Староста выходил за ограду, усовещевал девок:
— Бесстыжие! Христос погребен, а вы в такой день беса празднуете.
Парни из-за спин девичьих отвечали неприличной руганью.
Девки махали руками:
— Скройся!
— Старый хрыч! Елейная борода! Отвяжись ты, ради бога!
Церковный староста вздыхал и долго качал головой:
— Пусть бесы на том свете заставят вас за такие слова лизать раскаленные сковородки... Христа надо славить, спаситель родился, а вы прыгаете, как блудницы... В такой пресветлый день!
Яшка нашел Паруньку на паперти. Она шепталась в темном углу с Наташкой.
Он молча одной рукой вцепился в Парунькино полукафтанье. другой начал обшаривать лицо.
— Ты, Парка?
Девки молчали.
— Ведь ты, чую. Бобонин тебя зовет. Насчет дела.
— Погоди, Наталюшка, — сказала Парунька, — сходить, коли так, надо. А ты пусти, сатана, шею, удавишь...
Знала Парунька, что Бобонин ее так не отпустит, и готова была на все — только бы в город.
Яшка пропустил ее в светлую комнату, подмигнув Бобонину. Парунька подала руку. Бобонин посадил к себе на колени.
— Не надо, Миша, — сказала она.
— Налей-ка, — приказал Бобонин. — Без всяких, — добавил он строго, видя, что Парунька, морщась, отнекивается: — Пей, коли без этого разговаривать не желаю.
Парунька выпила залпом и, не закусывая, с болью в голосе спросила:
— Ну, Миша?
— Со мной поедем. Место готово. Горничной в наш ресторан поступишь. Хоть не член ты союза, но мне председатель месткома — друг вечный. Работа, как и у меня, — самая чистая. Помогать я буду насчет названий кушаньев, поняла? Яшка, налей ей еще!
Опять заставили выпить. Потом ома выпивала уже без понуждения за «троицу, без которой дом не строится», за четыре угла дома, за пятницу — пятую рюмку...

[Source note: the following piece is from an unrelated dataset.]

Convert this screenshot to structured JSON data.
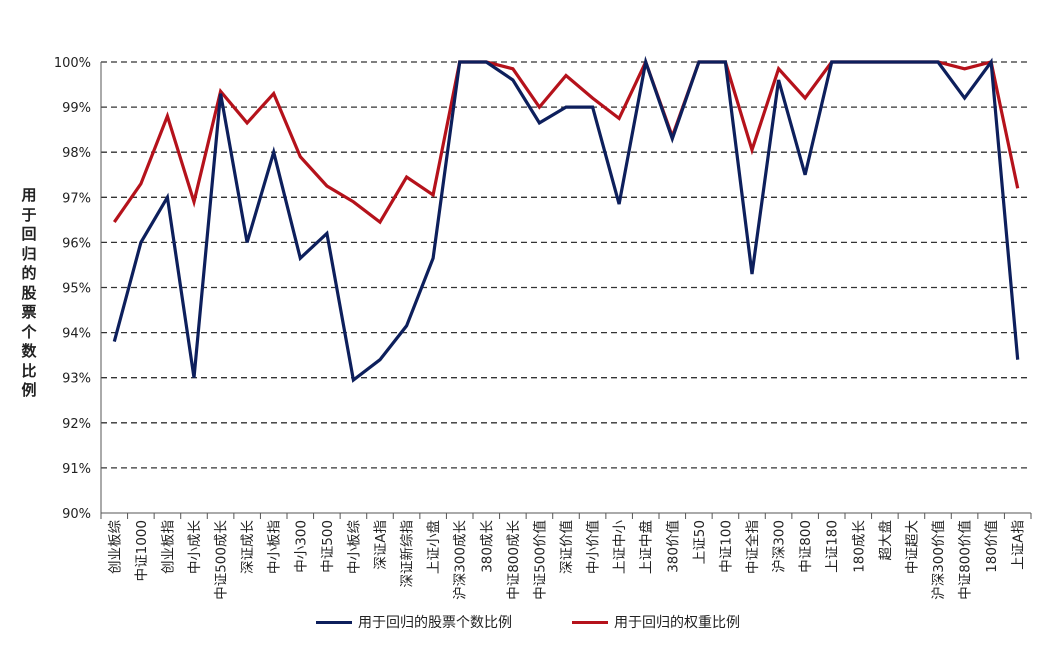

Все плыло кругом. И сама она будто летела по воздуху на яростных конях, и все кругом пело, звенело, искрилось. Как во сне, слышала она:
— Конечно, сначала будешь числиться в третьем разряде. Жалование пятьдесят рублей. Да ежели не дура, сто так заработаешь.
— Где это еще сто заработаю?
— Там же, и вдруг, отпустив Паруньку с колен, сказал: — И за что я в тебя такой влюбленный? Яшка, гаси!
...Когда Парунька вышла, выносили из церкви плащаницу. Народ, теснясь, запрудил паперть. Было светло от горящих горшков и свечек. Напирая на священника, бабы и мужики тянули вместе с певчими:
Хри-и-стос воскре-есе из мертвы-ых...
Ребятишки влезли на ограду и созерцали картину оттуда.
Толпа не пускала Паруньку к центру. Стоя у железной двери, она то и дело давала дорогу идущим прихожанам. Шествие двинулось вокруг церкви. Прихожане потянулись вдоль ограды, замедляя ход и поминутно останавливаясь.